It’s important to have positive energy to attract your best mate while dating. Below are ten steps you can take to do so. Like attracts like, so if you are conscious about your energy and are authentic, you will draw in someone who appreciates who you really are.
1. BE POSITIVE ABOUT LOVE: Challenge your negative beliefs about dating. Take a piece of paper and write down every limiting belief that you have about dating and the opposite sex and find an exception to it. These beliefs could be holding you back from letting love in. For example:
(limiting belief) ‘Meeting ‘the One’ should happen naturally.’
(challenge) ‘I have to work at school, finding a job and apartment, why not finding a mate?’
(limiting belief) ‘It is only fun to date someone who is really right for you.’
(challenge) ‘Meeting any new person can be fun with the right attitude.’
2. LIKE YOURSELF (if you want others to like you):
Dating often makes us feel miserable because we judge ourselves the whole time. You can hardly hear the other person because your mind chatter says, ‘If only I was thinner, I’d feel ready to date’ or ‘How can he like me if I don’t know a lot about politics?’ Remind yourself why you are a good catch and speak to yourself in a way that works. Everyone has things to improve on … but there are so many wonderful things about you. Why not concentrate on that? It will help you stay present and positive.
3. FLOW POSITIVE ENERGY TO ALL DATES: Look for something good about all your dates. You don’t have to marry him. We often judge our date from the first minute: ‘Is he tall enough? Is he husband material?’ Notice when you do this, take a deep breath and allow yourself to look for something good so you both enjoy your time together even more.
4. BE OPEN TO POSSIBILITY: It takes awhile to know what is going on with anything in life, so let things evolve. Do you drive yourself crazy when he doesn’t call the next day and instead calls in two? Do you try to control every aspect of what he’ll do instead of just letting the relationship unfold? Notice when you do this and be willing to be surprised. Keep busy with your own life and let things happen over time.
5. HAVE A POWERFUL DATING CONTEXT: Most people consider dating a necessary misery. If expectations create outcomes, why not expect to have fun? Create a dating context that will serve you no matter what happens. For example, ‘I will learn something valuable from every person I meet.’ Then make it your business to do so.
6. TRY NEW THINGS: Date outside your comfort zone and be willing to give different people a chance. Dating requires some adventure. Perhaps you have gone to clubs but you have never tried speed dating or online dating? Think ‘outside the box’ and be willing to try at least 5 new approaches in dating and meet new types of dates.

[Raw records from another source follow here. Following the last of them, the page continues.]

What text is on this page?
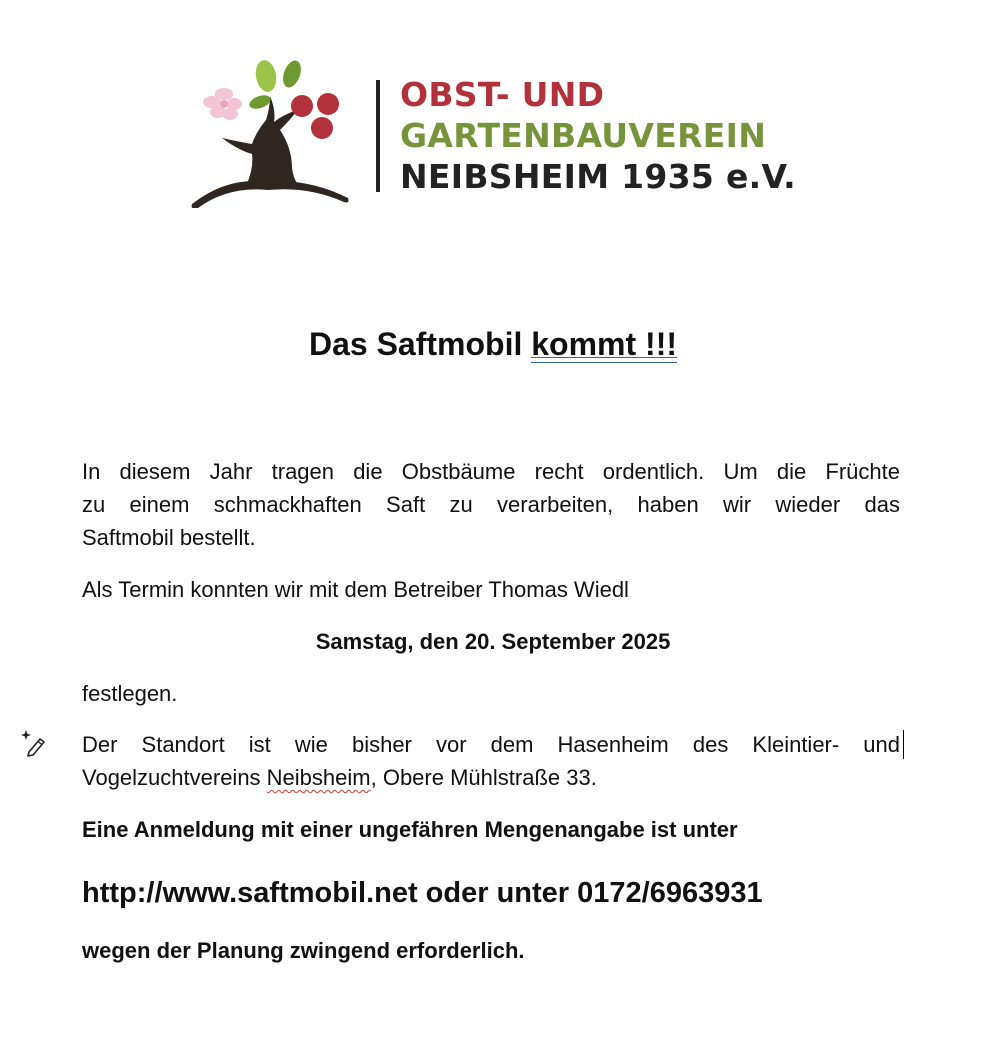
OBST- UND
GARTENBAUVEREIN
NEIBSHEIM 1935 e.V.
Das Saftmobil kommt !!!
In diesem Jahr tragen die Obstbäume recht ordentlich. Um die Früchte
zu einem schmackhaften Saft zu verarbeiten, haben wir wieder das
Saftmobil bestellt.
Als Termin konnten wir mit dem Betreiber Thomas Wiedl
Samstag, den 20. September 2025
festlegen.
Der Standort ist wie bisher vor dem Hasenheim des Kleintier- und
Vogelzuchtvereins Neibsheim, Obere Mühlstraße 33.
Eine Anmeldung mit einer ungefähren Mengenangabe ist unter
http://www.saftmobil.net oder unter 0172/6963931
wegen der Planung zwingend erforderlich.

7. RECEIVE: LEARN FROM EVERYONE: Everyone you meet is a master in disguise. We are all here to learn. Often people think that dating is a waste of time when they do not meet ‘Mr. or Mrs. Right’ but you never know why you meet someone. A date could become a colleague, a friend, could teach you something about travel, business or yourself. Think of the world as one large classroom where you can learn and grow. You are there anyway, so why not make the most of it? Think of one way that date taught you something that you can take with you.
8. SHARE WHAT YOU LOVE: It is easy to be shy and protective before you know someone but practice revealing yourself on dates. People are their best when discussing something they love, whether it is their job, volunteer work, travel etc. Let yourself be known and the right mate will stick around.
9. BE WILLING TO BE SURPRISED: Often in my classes I’ll interview someone about themselves for five minutes, simulating a date. I am always pleasantly surprised afterwards when the class points out all the positive things about that individual. Sometimes a shy older man will reveal that he was taking a 101 day cruise around the world and was a pilot. Do not assume you can tell who someone is from their appearance. If you look for what lights someone up, you will leave them feeling great and you will enjoy your time more too.
10. TAKE ACTION ON WHAT YOU WANT: Walk your talk when it comes to love. So many singles think they can just sit around in their pajamas and the right person will ring their bell and find them. There may be ‘fate’ but do you want to be lonely in the meantime? If you want to meet a great companion then you need to go out! Make a choice to go to social functions, classes etc at least twice a week if you really want to meet your life mate. You can read the back of my book for a list of singles resources and ideas.